KeyPointDiffuser: Unsupervised 3D Keypoint Learning via Latent Diffusion Models
Rhys Newbury, Juyan Zhang, Tin Tran, Hanna Kurniawati, Dana Kulić
TL;DR
KeyPointDiffuser introduces a fully unsupervised 3D keypoint learning framework that encodes a point cloud into explicit 3D keypoints and an auxiliary latent, then uses a latent diffusion model conditioned on these keypoints to reconstruct and generate 3D shapes. The method integrates a PointTransformerV3-based encoder, a differentiable soft keypoint projection, and a diffusion decoder with a curriculum noise schedule, guided by Chamfer-based geometry losses, deformation consistency, FPS-based coverage, and KL regularization to produce semantically meaningful and repeatable keypoints. Empirical results on ShapeNet show superior keypoint consistency (DAS and correlation) and competitive shape generation/reconstruction across categories, with demonstrable keypoint interpolation and robust performance under varying keypoint counts.
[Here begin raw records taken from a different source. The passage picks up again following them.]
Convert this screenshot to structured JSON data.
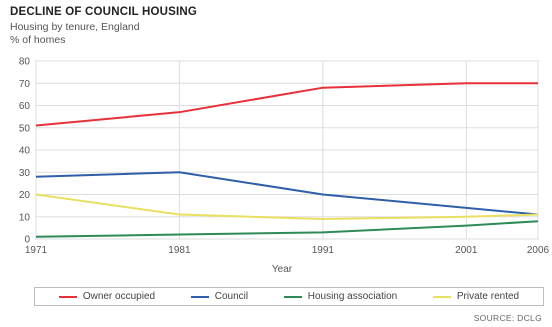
{
  "chart_data": {
    "type": "line",
    "title": "DECLINE OF COUNCIL HOUSING",
    "subtitle": "Housing by tenure, England",
    "ylabel": "% of homes",
    "xlabel": "Year",
    "x": [
      1971,
      1981,
      1991,
      2001,
      2006
    ],
    "x_tick_labels": [
      "1971",
      "1981",
      "1991",
      "2001",
      "2006"
    ],
    "ylim": [
      0,
      80
    ],
    "y_ticks": [
      0,
      10,
      20,
      30,
      40,
      50,
      60,
      70,
      80
    ],
    "y_tick_labels": [
      "0",
      "10",
      "20",
      "30",
      "40",
      "50",
      "60",
      "70",
      "80"
    ],
    "grid": true,
    "legend_position": "bottom",
    "series": [
      {
        "name": "Owner occupied",
        "color": "#e8303a",
        "values": [
          51,
          57,
          68,
          70,
          70
        ]
      },
      {
        "name": "Council",
        "color": "#2f5fa8",
        "values": [
          28,
          30,
          20,
          14,
          11
        ]
      },
      {
        "name": "Housing association",
        "color": "#2e8b57",
        "values": [
          1,
          2,
          3,
          6,
          8
        ]
      },
      {
        "name": "Private rented",
        "color": "#e8e060",
        "values": [
          20,
          11,
          9,
          10,
          11
        ]
      }
    ],
    "source": "SOURCE: DCLG"
  }
}
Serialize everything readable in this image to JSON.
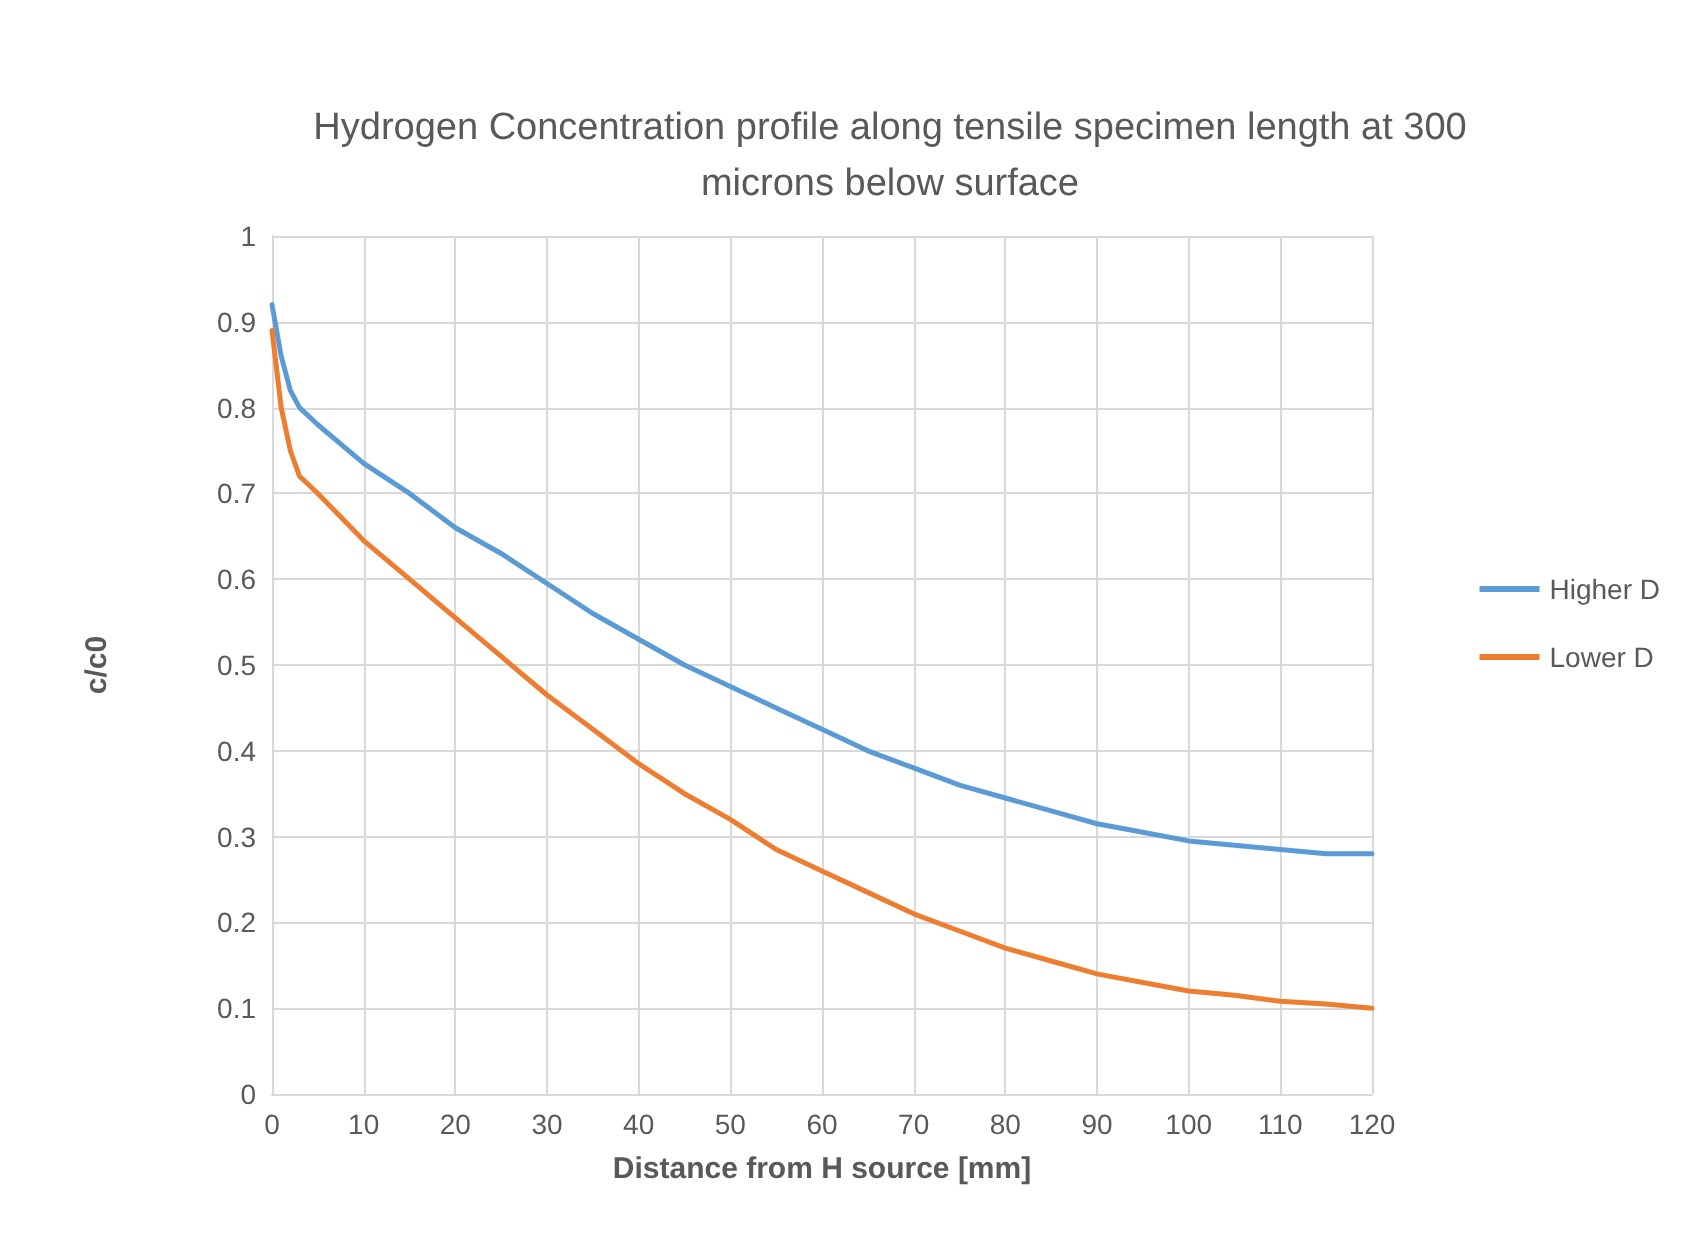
{
  "chart_data": {
    "type": "line",
    "title": "Hydrogen Concentration profile along tensile specimen length at 300 microns below surface",
    "xlabel": "Distance from H source [mm]",
    "ylabel": "c/c0",
    "x": [
      0,
      1,
      2,
      3,
      5,
      10,
      15,
      20,
      25,
      30,
      35,
      40,
      45,
      50,
      55,
      60,
      65,
      70,
      75,
      80,
      85,
      90,
      95,
      100,
      105,
      110,
      115,
      120
    ],
    "series": [
      {
        "name": "Higher D",
        "color": "#5b9bd5",
        "values": [
          0.92,
          0.86,
          0.82,
          0.8,
          0.78,
          0.735,
          0.7,
          0.66,
          0.63,
          0.595,
          0.56,
          0.53,
          0.5,
          0.475,
          0.45,
          0.425,
          0.4,
          0.38,
          0.36,
          0.345,
          0.33,
          0.315,
          0.305,
          0.295,
          0.29,
          0.285,
          0.28,
          0.28
        ]
      },
      {
        "name": "Lower D",
        "color": "#ed7d31",
        "values": [
          0.89,
          0.8,
          0.75,
          0.72,
          0.7,
          0.645,
          0.6,
          0.555,
          0.51,
          0.465,
          0.425,
          0.385,
          0.35,
          0.32,
          0.285,
          0.26,
          0.235,
          0.21,
          0.19,
          0.17,
          0.155,
          0.14,
          0.13,
          0.12,
          0.115,
          0.108,
          0.105,
          0.1
        ]
      }
    ],
    "xlim": [
      0,
      120
    ],
    "xticks": [
      0,
      10,
      20,
      30,
      40,
      50,
      60,
      70,
      80,
      90,
      100,
      110,
      120
    ],
    "ylim": [
      0,
      1
    ],
    "yticks": [
      0,
      0.1,
      0.2,
      0.3,
      0.4,
      0.5,
      0.6,
      0.7,
      0.8,
      0.9,
      1
    ],
    "grid": true,
    "legend": "right",
    "marker": "none",
    "line_style": "solid"
  }
}
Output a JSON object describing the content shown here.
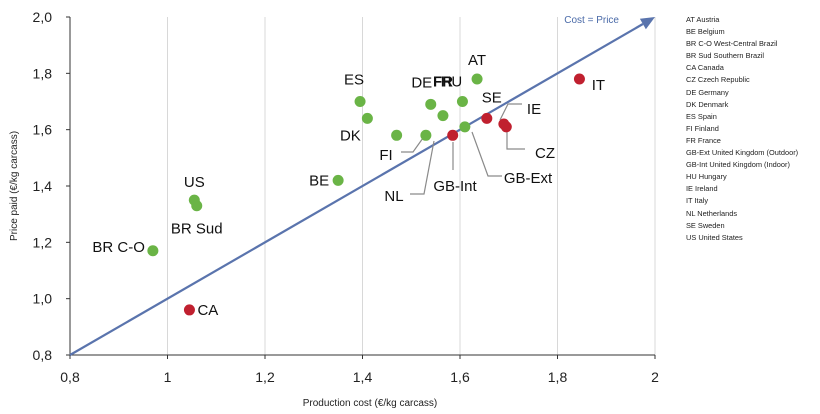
{
  "chart_data": {
    "type": "scatter",
    "xlabel": "Production cost (€/kg carcass)",
    "ylabel": "Price paid (€/kg carcass)",
    "xlim": [
      0.8,
      2.0
    ],
    "ylim": [
      0.8,
      2.0
    ],
    "x_ticks": [
      "0,8",
      "1",
      "1,2",
      "1,4",
      "1,6",
      "1,8",
      "2"
    ],
    "y_ticks": [
      "0,8",
      "1,0",
      "1,2",
      "1,4",
      "1,6",
      "1,8",
      "2,0"
    ],
    "grid": "vertical",
    "reference_line": {
      "label": "Cost = Price",
      "from": [
        0.8,
        0.8
      ],
      "to": [
        2.0,
        2.0
      ]
    },
    "colors": {
      "green": "#6ab446",
      "red": "#c0202f",
      "line": "#5a74ad",
      "line_label": "#4a6aa8"
    },
    "points": [
      {
        "label": "AT",
        "x": 1.635,
        "y": 1.78,
        "color": "green"
      },
      {
        "label": "BE",
        "x": 1.35,
        "y": 1.42,
        "color": "green"
      },
      {
        "label": "BR C-O",
        "x": 0.97,
        "y": 1.17,
        "color": "green"
      },
      {
        "label": "BR Sud",
        "x": 1.06,
        "y": 1.33,
        "color": "green"
      },
      {
        "label": "CA",
        "x": 1.045,
        "y": 0.96,
        "color": "red"
      },
      {
        "label": "CZ",
        "x": 1.695,
        "y": 1.61,
        "color": "red"
      },
      {
        "label": "DE",
        "x": 1.54,
        "y": 1.69,
        "color": "green"
      },
      {
        "label": "DK",
        "x": 1.41,
        "y": 1.64,
        "color": "green"
      },
      {
        "label": "ES",
        "x": 1.395,
        "y": 1.7,
        "color": "green"
      },
      {
        "label": "FI",
        "x": 1.47,
        "y": 1.58,
        "color": "green"
      },
      {
        "label": "FR",
        "x": 1.565,
        "y": 1.65,
        "color": "green",
        "bold": true
      },
      {
        "label": "GB-Ext",
        "x": 1.61,
        "y": 1.61,
        "color": "green"
      },
      {
        "label": "GB-Int",
        "x": 1.585,
        "y": 1.58,
        "color": "red"
      },
      {
        "label": "HU",
        "x": 1.605,
        "y": 1.7,
        "color": "green"
      },
      {
        "label": "IE",
        "x": 1.69,
        "y": 1.62,
        "color": "red"
      },
      {
        "label": "IT",
        "x": 1.845,
        "y": 1.78,
        "color": "red"
      },
      {
        "label": "NL",
        "x": 1.53,
        "y": 1.58,
        "color": "green"
      },
      {
        "label": "SE",
        "x": 1.655,
        "y": 1.64,
        "color": "red"
      },
      {
        "label": "US",
        "x": 1.055,
        "y": 1.35,
        "color": "green"
      }
    ],
    "legend": [
      "AT Austria",
      "BE Belgium",
      "BR C-O West-Central Brazil",
      "BR Sud Southern Brazil",
      "CA Canada",
      "CZ Czech Republic",
      "DE Germany",
      "DK Denmark",
      "ES Spain",
      "FI Finland",
      "FR France",
      "GB-Ext United Kingdom (Outdoor)",
      "GB-Int United Kingdom (Indoor)",
      "HU Hungary",
      "IE Ireland",
      "IT Italy",
      "NL Netherlands",
      "SE Sweden",
      "US United States"
    ]
  }
}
Limitations include reliance on point clouds rather than meshes, potential noise in sparse regions, and the absence of explicit symmetry priors; future work suggests direct mesh diffusion and geometric priors to further improve fidelity and structural fidelity in generated shapes.
Abstract
Understanding and representing the structure of 3D objects in an unsupervised manner remains a core challenge in computer vision and graphics. Most existing unsupervised keypoint methods are not designed for unconditional generative settings, restricting their use in modern 3D generative pipelines; our formulation explicitly bridges this gap. We present an unsupervised framework for learning spatially structured 3D keypoints from point cloud data. These keypoints serve as a compact and interpretable representation that conditions an Elucidated Diffusion Model (EDM) to reconstruct the full shape. The learned keypoints exhibit repeatable spatial structure across object instances and support smooth interpolation in keypoint space, indicating that they capture geometric variation. Our method achieves strong performance across diverse object categories, yielding a 6 percentage-point improvement in keypoint consistency compared to prior approaches.